Breg (/sl/) is a settlement on the left bank of the Sava River in the Municipality of Sevnica in central Slovenia. The area is part of the historical region of Styria. The municipality is now included in the Lower Sava Statistical Region. The settlement includes the hamlets of Gradišče, Jelše, and Zagradec.

==Name==
Breg is not only a common toponym in Slovenia, but also has equivalents in other Slavic languages (e.g., Brijeg in Bosnia and Herzegovina, Břehy in the Czech Republic, Brehy in Slovakia, and Brzeg in Poland), all derived from the Slavic common noun *bergъ 'slope, bank'. In Slovene, the noun breg may refer not only to sloping land or land alongside a body of water, but also to the water itself.

==History==
The remains of a prehistoric fortress above the settlement, where worked stone artifacts have been found, attest to early settlement in the area. Before the second railroad track was built between Sevnica and Zidani Most, Breg was an important passing loop before the station in Zidani Most; now it serves as a classification yard.

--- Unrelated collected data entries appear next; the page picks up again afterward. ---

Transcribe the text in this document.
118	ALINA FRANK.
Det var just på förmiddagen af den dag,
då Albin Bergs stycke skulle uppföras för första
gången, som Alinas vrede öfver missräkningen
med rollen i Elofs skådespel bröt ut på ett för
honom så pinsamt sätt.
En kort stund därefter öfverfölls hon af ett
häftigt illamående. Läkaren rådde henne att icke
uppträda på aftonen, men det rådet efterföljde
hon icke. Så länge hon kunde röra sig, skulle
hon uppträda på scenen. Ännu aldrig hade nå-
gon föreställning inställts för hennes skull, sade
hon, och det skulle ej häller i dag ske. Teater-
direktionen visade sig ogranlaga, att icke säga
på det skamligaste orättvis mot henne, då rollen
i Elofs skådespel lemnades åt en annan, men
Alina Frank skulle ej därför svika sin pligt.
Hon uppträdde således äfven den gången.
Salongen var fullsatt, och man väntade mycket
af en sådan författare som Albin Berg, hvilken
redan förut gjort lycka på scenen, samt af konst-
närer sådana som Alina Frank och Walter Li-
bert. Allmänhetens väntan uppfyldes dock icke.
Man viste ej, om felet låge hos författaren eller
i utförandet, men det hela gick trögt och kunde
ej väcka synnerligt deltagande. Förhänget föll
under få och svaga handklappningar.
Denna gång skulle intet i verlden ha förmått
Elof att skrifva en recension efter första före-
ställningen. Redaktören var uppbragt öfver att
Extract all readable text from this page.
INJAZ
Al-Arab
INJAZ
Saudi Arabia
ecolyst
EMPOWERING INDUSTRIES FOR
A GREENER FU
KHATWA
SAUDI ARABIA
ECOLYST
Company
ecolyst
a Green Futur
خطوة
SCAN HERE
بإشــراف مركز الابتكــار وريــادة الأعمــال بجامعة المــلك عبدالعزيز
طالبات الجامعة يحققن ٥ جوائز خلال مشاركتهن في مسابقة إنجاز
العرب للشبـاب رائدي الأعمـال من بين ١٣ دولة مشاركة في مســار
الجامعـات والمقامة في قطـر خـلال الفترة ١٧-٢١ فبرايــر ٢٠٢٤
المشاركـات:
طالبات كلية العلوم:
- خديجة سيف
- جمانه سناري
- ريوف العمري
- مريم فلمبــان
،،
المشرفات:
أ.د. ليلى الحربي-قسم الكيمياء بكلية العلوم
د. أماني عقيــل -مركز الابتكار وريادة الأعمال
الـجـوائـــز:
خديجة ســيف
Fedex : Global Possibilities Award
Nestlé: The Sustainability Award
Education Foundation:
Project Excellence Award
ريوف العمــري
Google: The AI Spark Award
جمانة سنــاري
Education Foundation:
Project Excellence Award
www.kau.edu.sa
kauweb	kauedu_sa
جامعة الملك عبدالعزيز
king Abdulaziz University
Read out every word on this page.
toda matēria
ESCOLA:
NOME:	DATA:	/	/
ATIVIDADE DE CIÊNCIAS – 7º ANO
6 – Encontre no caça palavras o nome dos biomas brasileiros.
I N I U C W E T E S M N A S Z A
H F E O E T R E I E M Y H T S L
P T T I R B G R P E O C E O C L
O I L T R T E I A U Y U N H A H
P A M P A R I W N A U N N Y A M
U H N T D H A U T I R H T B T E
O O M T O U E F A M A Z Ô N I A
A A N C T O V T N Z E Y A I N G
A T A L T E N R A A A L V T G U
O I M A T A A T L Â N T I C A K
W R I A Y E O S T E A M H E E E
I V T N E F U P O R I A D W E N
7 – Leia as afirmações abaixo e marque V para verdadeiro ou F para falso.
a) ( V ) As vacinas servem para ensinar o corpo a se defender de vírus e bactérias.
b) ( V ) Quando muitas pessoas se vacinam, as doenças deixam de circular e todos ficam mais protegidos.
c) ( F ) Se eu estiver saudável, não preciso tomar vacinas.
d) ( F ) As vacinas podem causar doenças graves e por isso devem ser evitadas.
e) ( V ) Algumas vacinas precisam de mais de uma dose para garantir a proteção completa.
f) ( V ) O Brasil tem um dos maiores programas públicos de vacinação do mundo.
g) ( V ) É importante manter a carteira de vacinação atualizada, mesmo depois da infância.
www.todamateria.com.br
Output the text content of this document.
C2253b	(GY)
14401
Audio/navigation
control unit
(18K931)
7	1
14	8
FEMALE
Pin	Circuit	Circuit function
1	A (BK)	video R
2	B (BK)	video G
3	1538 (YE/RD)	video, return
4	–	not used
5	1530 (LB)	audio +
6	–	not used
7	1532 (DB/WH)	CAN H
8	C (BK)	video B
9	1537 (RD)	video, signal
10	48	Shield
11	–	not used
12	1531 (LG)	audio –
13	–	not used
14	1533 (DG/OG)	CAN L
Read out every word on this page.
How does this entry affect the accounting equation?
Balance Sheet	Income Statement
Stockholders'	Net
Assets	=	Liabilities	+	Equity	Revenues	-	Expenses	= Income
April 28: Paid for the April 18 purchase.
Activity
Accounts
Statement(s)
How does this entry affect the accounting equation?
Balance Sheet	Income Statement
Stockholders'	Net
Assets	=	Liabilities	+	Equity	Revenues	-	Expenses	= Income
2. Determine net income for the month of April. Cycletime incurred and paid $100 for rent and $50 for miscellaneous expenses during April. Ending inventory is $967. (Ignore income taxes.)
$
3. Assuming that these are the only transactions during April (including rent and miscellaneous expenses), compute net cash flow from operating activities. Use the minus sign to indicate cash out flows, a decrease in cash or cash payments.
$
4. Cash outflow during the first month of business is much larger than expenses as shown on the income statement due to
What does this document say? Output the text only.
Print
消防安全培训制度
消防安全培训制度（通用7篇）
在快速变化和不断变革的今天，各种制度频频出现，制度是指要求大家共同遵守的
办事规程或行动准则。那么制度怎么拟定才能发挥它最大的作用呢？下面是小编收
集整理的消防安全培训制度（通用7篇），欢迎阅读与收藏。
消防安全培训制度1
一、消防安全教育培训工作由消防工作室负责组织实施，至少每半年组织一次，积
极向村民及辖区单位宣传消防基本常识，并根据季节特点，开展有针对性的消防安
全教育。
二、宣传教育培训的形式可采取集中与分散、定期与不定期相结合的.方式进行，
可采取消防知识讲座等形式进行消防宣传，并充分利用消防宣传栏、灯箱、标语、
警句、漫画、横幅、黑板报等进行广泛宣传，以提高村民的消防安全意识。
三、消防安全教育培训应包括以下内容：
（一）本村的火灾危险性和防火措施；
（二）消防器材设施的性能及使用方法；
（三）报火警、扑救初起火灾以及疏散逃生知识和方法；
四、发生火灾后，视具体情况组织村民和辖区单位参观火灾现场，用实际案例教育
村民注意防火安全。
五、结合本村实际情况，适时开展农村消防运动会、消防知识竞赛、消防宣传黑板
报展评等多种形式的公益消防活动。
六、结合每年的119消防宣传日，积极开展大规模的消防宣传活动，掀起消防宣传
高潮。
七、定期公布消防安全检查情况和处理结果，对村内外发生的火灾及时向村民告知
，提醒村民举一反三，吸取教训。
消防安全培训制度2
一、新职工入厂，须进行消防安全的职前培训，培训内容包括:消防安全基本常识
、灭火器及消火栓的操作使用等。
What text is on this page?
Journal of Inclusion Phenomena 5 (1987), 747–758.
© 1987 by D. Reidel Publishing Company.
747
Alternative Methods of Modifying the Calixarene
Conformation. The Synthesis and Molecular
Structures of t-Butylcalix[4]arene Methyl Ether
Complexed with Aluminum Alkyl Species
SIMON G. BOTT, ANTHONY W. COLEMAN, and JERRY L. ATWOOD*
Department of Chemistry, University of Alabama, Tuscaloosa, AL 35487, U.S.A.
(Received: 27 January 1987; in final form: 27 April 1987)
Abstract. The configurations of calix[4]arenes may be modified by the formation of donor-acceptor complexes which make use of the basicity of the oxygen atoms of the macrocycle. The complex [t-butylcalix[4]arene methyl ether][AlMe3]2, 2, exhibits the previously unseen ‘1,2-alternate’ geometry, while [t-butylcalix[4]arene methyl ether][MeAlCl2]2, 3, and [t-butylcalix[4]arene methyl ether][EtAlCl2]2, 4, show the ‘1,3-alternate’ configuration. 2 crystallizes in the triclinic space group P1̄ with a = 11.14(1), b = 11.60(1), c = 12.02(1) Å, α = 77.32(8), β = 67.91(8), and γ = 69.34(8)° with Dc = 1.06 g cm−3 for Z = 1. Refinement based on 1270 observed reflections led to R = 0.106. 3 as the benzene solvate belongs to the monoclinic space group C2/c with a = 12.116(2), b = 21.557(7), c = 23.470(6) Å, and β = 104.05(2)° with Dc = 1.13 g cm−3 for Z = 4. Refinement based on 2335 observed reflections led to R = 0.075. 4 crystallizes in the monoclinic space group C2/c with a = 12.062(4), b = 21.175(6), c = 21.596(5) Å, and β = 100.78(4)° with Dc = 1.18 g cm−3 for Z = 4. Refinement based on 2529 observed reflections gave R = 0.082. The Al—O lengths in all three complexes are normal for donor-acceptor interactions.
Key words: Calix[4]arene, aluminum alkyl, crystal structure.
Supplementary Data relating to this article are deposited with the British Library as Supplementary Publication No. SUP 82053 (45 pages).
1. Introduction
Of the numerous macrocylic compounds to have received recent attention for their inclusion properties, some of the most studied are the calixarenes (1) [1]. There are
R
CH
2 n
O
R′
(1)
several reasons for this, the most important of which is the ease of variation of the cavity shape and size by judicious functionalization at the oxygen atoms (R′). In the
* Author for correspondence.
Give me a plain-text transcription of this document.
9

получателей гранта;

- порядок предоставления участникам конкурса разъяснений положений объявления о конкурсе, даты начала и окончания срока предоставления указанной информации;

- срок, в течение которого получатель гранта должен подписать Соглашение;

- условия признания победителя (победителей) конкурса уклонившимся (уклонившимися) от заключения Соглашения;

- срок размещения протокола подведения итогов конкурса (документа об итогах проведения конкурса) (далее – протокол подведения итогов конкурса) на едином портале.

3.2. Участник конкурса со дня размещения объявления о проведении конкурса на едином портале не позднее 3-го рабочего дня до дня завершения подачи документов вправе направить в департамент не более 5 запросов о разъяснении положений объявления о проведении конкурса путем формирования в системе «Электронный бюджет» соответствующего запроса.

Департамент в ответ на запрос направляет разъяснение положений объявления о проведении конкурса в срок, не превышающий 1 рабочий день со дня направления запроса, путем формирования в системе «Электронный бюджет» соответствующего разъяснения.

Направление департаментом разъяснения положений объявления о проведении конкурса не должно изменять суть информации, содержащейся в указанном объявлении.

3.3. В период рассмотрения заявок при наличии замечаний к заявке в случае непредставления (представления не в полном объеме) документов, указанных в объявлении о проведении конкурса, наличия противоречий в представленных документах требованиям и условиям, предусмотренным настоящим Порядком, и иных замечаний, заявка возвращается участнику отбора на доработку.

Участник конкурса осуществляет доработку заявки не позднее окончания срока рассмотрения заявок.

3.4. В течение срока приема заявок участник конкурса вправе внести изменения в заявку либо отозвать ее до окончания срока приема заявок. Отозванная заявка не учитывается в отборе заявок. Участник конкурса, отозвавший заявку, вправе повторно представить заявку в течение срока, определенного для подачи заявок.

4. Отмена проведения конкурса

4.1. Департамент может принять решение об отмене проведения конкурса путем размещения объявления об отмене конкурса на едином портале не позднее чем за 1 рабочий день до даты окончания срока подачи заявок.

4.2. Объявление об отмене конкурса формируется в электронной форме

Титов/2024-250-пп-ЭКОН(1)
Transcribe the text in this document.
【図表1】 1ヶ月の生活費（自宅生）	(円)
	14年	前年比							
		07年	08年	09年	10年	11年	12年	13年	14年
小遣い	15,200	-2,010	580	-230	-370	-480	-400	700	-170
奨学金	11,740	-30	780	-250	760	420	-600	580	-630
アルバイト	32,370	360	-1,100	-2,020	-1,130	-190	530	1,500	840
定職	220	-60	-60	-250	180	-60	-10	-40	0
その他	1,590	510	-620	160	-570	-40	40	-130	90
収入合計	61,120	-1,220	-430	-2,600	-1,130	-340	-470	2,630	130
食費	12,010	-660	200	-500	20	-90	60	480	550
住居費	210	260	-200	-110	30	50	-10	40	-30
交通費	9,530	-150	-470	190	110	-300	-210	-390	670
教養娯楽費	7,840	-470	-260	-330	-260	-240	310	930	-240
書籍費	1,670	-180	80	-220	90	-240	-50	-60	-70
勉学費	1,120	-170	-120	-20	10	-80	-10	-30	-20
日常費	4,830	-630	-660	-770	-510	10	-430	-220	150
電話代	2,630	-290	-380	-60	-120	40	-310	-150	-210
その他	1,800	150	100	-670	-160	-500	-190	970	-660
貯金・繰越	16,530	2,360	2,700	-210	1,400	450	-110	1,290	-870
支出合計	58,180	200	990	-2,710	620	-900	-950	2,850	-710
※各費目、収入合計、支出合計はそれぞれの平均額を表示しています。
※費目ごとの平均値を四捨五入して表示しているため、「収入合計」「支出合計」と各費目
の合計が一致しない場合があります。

A fire station was built in Breg in 1958, and water mains were installed in 1971.

===Mass graves===
Breg is the site of three known mass graves from the end of the Second World War. They all contain the remains of Ustaša soldiers. The Breg 1 Mass Grave (Grobišče Breg 1) lies in the yard of the house at Breg no. 1e. It contains the remains of nine victims. The Breg 2 Mass Grave (Grobišče Breg 2) is located in a meadow in the middle of the settlement, about 40 m from the road. It contains the remains of two victims. The Breg 3 Mass Grave (Grobišče Breg 3) lies on the bank of the Sava River near the house at Breg no. 12. It contains the remains of three victims.